Thursday, August 5, 2010

Joel Schumacher's TWELVE should burnish the filmmaker's reputation -- for sleaze

Three years ago, very nearly to the week, critic Nathan Lee used an NY Times Op-Ed article to excuse his spoiling movies for his readers.  In it, he is on record as saying he wouldn't dare unmask the secrets in David Cronenberg's A History of Violence but that he wouldn't think of extending this same courtesy to Joel Schumacher for his The Number 23.  At the time I was prepared to give Mr. Lee that year's "Pompous Little Twit" award for his ridiculous opinion.  I am not a particular fan of A History of Violence and even less of The Number 23.  But, I am sorry: Because you do not care for the work of a certain director does not give you the right to destroy his movie for those who have not seen it.

I bring all this up now because, after viewing the new high-end, schlock-fest TWELVE, directed by Mr. Schumancher (shown at left),  I am almost tempted -- but still cannot -- go along with Lee.  Twelve wants to be an east-coast Less Than Zero but has none of that film's better moments or possessions, starting  with an actor as riveting as was (and continues to be) Robert Downey Jr.

Instead we have an actor named Chace Crawford (shown above: and, sorry, Gossip Girls and Boys, this is the full extent of Chace's naked body that Twelve allows you to view).  Mr Crawford is pretty, all right, but he is neither given an opportunity in the script (by Jordan Melamed, from the novel by Nick McDonell) nor does he do anything on his own to create a character possessing some depth.

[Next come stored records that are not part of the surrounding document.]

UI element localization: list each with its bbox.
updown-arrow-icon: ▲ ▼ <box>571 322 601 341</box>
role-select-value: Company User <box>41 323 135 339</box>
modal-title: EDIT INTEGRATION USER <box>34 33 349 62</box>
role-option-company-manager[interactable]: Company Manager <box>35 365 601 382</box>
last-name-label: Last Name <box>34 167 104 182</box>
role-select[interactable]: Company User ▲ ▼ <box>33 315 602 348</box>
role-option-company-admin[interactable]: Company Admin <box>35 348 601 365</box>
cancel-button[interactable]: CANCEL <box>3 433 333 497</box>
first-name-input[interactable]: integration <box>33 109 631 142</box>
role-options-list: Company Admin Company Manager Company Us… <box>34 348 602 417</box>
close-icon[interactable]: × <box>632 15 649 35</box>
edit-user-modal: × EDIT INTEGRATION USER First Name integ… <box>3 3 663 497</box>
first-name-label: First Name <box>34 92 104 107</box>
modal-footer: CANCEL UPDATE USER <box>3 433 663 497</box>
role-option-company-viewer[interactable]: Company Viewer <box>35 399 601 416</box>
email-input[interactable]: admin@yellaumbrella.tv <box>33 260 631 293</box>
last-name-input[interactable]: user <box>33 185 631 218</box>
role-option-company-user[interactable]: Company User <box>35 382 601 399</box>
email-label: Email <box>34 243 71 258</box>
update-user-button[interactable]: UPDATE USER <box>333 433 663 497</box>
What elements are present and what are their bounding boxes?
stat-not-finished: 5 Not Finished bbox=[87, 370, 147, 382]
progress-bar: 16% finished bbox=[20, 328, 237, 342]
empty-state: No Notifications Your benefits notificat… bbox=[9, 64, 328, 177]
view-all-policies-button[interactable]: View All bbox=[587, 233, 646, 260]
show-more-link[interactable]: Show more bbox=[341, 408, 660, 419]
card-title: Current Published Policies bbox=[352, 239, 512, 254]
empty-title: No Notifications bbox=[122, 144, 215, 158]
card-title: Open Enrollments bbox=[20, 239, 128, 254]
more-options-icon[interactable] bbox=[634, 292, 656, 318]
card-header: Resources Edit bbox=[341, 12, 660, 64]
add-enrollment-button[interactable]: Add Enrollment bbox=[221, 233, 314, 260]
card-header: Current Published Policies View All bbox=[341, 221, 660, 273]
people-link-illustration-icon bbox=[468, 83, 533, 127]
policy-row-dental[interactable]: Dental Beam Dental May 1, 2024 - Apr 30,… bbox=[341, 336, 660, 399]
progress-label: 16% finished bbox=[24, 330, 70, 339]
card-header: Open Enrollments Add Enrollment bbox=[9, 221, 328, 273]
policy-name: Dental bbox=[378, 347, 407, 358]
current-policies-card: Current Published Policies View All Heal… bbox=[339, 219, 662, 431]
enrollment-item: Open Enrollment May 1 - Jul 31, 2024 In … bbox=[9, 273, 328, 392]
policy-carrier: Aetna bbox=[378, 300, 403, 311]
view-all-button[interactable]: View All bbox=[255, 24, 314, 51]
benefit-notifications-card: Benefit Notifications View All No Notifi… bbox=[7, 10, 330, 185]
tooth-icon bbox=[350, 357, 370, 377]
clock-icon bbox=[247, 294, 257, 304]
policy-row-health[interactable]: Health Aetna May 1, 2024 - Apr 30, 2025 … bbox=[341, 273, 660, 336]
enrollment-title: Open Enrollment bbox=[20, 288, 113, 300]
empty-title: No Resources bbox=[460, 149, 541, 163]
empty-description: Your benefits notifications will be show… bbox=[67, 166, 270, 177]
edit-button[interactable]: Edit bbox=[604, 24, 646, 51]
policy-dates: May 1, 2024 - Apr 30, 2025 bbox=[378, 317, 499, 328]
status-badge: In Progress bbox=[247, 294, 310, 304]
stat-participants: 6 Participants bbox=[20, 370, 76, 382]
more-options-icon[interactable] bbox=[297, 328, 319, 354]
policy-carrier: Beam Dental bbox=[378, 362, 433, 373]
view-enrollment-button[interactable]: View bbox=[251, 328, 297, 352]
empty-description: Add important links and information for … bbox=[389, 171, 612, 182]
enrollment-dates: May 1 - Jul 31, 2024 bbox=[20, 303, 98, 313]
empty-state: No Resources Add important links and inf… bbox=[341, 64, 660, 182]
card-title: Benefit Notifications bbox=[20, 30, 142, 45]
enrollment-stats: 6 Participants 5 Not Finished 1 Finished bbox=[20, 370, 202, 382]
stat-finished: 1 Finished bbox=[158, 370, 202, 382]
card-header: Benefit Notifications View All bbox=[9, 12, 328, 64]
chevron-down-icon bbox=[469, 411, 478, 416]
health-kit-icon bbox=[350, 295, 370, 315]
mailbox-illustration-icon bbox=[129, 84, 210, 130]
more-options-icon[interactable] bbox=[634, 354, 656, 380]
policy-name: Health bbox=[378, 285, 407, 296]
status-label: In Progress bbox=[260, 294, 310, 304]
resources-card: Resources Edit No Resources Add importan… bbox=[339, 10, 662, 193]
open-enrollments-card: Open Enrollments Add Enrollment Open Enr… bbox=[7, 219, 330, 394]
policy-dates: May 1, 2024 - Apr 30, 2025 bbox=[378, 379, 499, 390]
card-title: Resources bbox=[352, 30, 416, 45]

But then none of the cast does, though Crawford inhabits a one-
note world all his own.  His facial stubble never changes, nor do his expressions and reactions. Everyone here seems to have been recruited for his or her "look," and they do look good -- from Esti Ginzberg (above, left) and Emily Mead (below, with bears, in one of the film's only original scenes) as the hot girls at school to Rory Culkin (shown at bottom, with Ms. Ginzberg) and Billy Magnusson as exceedingly wealthy and even more troubled brothers.

Most of the characters here are wealthy (with the exception of Crawford's -- and his goody two-shoes gal-pal played by Emma Roberts, shown below).  They seem to be working-class (Chace plays a drug dealer, but, hey, that's work!) and so must be better than the filthy-rich, sleazebag kids with whom they go to school. Now, I am no fan of wealth or the people who parade it around, but when a movie piles it on this thickly, it leaves me nearly ready to vote for John McCain.

This is a particularly lazy film, as well.  A "knowing" narration kicks in at the beginning, offering oodles of non-stop exposition about all the characters on view (this frees the performers from having to create their own characters, I guess). This narration never stops, horning in time and again on the narrative (there isn't much of one, actually).  Voiced in low-key fashion by Keifer Sutherland (so what?), it drones on about nonsense such as this: "White Mike (that's Crawford) would love to jump from rooftop to rooftop, but he knows he never will."  Huh?

Early on, when one noticeably unstable character purchases what looks like a Samurai sword from a blue-lit shop in... Chinatown?, mature viewers will be put in mind of Chekov's gun theory. Sure enough: if we see it in the first act, it's gonna be used later on. The movie is awash in constant cliché.  Surely an actor like Curtis Jackson (aka "50 Cent") could play something other than a dirty drug dealer? Or maybe not. And, surprise: everyone here seems to have major "mother" issues (except one rich young man who has a major father issue). The mothers on view, including Ellen Barkin (at left), Alexandra Neil and Alice Barrett, are either dead or ought to be.)

I could go on -- god knows, the movie does -- but why?  I'd only bore you silly and put myself to sleep.  Twelve, from the storied French film company Gaumont (stick to your home turf, please, if you can't give us anything better than this), Hannover House and Radar Pictures, opens Friday, August 6, all over the place. In NYC, you can find it at the AMC Empire 25, the U.A. 64th and 2nd, and the Cinema Village.

On various web sites, from that of  Hannover House to the IMDB, the movie is stated to be just under 2 hours in length, but the screener print the press saw earlier this week runs around 95 minutes. We should be grateful for small favors.